OEDS - Open Energy Data Server - Scripts for a reproducible database server for energy informatics data sets
https://monitor.nowum.fh-aachen.de/d/FEg9kde7z/entsoe-monitor?orgId=1
11 stars 2 forks source link

feat: add regelleistung crawler #14

Closed st3113n closed 2 months ago

maurerle commented 3 months ago

Also - how long does it take approximately to crawl the whole dataset? Did you make sure , that the crawler works fine, when running it again after a while (for example today, to download only the data since the last crawl?)

st3113n commented 3 months ago

Also - how long does it take approximately to crawl the whole dataset? Did you make sure , that the crawler works fine, when running it again after a while (for example today, to download only the data since the last crawl?)

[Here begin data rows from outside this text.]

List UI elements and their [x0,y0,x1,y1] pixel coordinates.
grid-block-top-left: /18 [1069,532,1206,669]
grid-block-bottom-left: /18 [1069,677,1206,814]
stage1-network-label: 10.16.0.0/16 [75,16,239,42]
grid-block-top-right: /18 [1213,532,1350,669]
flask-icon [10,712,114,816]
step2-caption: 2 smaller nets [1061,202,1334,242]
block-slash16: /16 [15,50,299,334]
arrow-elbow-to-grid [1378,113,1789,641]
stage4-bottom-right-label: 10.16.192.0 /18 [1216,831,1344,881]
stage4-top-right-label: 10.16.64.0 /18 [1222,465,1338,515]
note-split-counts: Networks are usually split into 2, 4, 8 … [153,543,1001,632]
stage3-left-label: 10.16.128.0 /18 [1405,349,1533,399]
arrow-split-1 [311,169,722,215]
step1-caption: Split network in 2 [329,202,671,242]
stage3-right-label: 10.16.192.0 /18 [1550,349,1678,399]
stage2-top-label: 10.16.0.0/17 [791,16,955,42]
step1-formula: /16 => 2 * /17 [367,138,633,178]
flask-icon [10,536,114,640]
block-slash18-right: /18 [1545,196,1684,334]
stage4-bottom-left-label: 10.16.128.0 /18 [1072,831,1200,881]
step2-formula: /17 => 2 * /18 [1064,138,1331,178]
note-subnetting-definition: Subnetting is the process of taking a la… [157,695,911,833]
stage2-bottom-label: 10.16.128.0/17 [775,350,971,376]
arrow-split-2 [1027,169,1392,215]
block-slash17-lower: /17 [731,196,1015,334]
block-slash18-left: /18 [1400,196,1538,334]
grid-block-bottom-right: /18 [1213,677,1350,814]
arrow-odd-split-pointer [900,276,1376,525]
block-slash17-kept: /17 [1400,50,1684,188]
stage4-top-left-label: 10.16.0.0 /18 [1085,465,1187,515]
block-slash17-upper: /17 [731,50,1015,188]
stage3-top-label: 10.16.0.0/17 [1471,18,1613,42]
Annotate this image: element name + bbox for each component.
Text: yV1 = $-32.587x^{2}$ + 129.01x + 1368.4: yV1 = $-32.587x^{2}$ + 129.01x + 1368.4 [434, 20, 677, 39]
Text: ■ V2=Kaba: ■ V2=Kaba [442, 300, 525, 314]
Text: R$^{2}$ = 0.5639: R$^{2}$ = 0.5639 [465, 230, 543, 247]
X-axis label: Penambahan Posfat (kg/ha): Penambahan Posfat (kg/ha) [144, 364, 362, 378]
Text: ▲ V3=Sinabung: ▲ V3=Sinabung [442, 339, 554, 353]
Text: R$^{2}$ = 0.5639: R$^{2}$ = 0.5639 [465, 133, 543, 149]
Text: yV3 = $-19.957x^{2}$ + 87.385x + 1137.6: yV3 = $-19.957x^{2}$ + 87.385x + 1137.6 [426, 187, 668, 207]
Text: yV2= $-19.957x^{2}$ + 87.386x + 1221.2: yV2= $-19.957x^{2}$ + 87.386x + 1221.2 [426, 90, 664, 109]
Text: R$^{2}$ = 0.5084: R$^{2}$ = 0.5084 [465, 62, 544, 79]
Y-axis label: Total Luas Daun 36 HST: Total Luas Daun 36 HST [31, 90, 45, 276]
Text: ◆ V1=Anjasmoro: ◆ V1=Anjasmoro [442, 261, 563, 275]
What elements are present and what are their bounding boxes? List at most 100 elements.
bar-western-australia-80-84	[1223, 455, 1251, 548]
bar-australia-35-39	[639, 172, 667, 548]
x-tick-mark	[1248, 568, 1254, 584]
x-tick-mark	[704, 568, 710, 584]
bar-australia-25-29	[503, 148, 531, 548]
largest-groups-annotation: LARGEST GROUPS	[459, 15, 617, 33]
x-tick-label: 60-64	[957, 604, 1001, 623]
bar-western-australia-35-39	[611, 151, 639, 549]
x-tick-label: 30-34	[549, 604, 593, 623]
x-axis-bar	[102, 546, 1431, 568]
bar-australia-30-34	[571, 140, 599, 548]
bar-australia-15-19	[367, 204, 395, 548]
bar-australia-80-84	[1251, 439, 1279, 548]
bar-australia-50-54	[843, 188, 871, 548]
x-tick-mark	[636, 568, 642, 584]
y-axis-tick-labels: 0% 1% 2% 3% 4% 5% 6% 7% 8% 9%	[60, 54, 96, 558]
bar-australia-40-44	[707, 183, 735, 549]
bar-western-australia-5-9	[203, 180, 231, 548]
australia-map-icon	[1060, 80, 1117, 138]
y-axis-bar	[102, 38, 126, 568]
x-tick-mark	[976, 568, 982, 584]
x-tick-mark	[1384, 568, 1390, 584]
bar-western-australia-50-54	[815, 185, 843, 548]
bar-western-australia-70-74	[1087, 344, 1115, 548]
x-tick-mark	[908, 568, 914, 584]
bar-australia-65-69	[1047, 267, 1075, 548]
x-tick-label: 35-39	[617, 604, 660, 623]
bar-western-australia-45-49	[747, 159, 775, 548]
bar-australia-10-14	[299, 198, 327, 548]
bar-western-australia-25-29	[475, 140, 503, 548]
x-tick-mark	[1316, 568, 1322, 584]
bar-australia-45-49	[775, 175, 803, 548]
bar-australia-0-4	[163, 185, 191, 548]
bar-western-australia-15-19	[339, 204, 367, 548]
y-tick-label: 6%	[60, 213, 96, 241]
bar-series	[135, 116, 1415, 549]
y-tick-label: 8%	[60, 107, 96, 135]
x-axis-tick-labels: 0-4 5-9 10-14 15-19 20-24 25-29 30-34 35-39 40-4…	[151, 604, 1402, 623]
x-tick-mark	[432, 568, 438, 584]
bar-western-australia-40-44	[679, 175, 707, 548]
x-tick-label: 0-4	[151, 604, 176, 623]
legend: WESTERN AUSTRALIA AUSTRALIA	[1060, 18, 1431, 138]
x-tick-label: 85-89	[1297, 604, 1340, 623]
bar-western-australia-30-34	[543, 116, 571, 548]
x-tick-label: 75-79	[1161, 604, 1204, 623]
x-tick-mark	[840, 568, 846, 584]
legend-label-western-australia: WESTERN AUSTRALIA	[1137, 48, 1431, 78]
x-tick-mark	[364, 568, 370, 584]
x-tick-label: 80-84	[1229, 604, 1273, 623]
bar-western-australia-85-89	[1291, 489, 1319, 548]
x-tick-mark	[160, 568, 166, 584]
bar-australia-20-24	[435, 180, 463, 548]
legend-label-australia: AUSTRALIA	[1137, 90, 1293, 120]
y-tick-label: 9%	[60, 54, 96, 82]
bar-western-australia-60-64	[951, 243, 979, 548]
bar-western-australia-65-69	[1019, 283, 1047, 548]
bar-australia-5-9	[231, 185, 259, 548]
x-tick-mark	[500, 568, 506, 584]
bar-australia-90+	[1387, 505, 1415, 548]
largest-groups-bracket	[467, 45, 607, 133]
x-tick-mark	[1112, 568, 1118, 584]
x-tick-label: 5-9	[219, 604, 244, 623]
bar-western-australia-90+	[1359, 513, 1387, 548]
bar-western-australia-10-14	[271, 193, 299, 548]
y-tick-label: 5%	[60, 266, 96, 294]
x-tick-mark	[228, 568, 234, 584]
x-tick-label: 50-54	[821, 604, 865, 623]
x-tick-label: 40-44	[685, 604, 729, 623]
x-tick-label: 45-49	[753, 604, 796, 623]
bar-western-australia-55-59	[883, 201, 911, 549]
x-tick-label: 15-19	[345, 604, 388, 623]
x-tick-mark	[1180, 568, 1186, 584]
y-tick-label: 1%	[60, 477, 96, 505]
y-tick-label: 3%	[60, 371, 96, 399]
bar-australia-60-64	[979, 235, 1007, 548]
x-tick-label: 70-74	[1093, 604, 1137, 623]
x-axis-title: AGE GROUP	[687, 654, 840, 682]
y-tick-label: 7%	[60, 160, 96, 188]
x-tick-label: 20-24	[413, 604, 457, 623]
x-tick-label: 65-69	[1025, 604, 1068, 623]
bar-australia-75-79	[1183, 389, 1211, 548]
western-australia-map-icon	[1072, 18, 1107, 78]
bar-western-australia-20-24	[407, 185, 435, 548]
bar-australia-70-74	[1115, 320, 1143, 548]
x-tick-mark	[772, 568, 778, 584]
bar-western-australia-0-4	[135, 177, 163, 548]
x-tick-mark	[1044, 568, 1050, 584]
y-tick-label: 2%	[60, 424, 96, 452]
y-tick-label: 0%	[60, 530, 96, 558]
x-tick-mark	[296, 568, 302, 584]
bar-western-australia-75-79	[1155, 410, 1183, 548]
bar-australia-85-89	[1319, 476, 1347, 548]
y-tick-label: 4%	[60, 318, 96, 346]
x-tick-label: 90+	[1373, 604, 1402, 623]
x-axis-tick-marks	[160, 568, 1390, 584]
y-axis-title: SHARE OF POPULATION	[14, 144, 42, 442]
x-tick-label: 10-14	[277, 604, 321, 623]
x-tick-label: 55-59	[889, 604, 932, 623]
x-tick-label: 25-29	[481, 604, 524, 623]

I can start the whole crawl once again if the comments are resolved, but at this time I would estimate a few hours to crawl the whole dataset to the 2020-01-01. The crawler first checks what the latest date is per table and then adds all dates from that date to including yesterday. Then it checks what the earliest date in the table is and if the earliest date to write is set to a date before that, then the missing dates are added. This is also done per table. So if the crawler should stop at any point for any reason it just can be started again and only adds the missing entries.

maurerle commented 2 months ago

@st3113n this looks quite ready to merge - could you fix the open discussions please? :)

maurerle commented 2 months ago

I got column "note" of relation "afrr_ergebnisse_regelarbeit" does not exist at some place.

Recovering failed due to log.info(new_data["date_from"]) having a KeyError: 'date_from' as this is delivery_date for regelarbeit..?

st3113n commented 2 months ago

@st3113n this looks quite ready to merge - could you fix the open discussions please? :)

Yeah I will do that, but I also made some changes to the way the last dates are stored that were crawled etc that still need to be tested and I won't have time for that until Friday. So I will deal with that on Friday, if this is fine?:)

maurerle commented 2 months ago

Sure :)

st3113n commented 2 months ago

I implemented now all the changes and gonna crawl the tables one after another.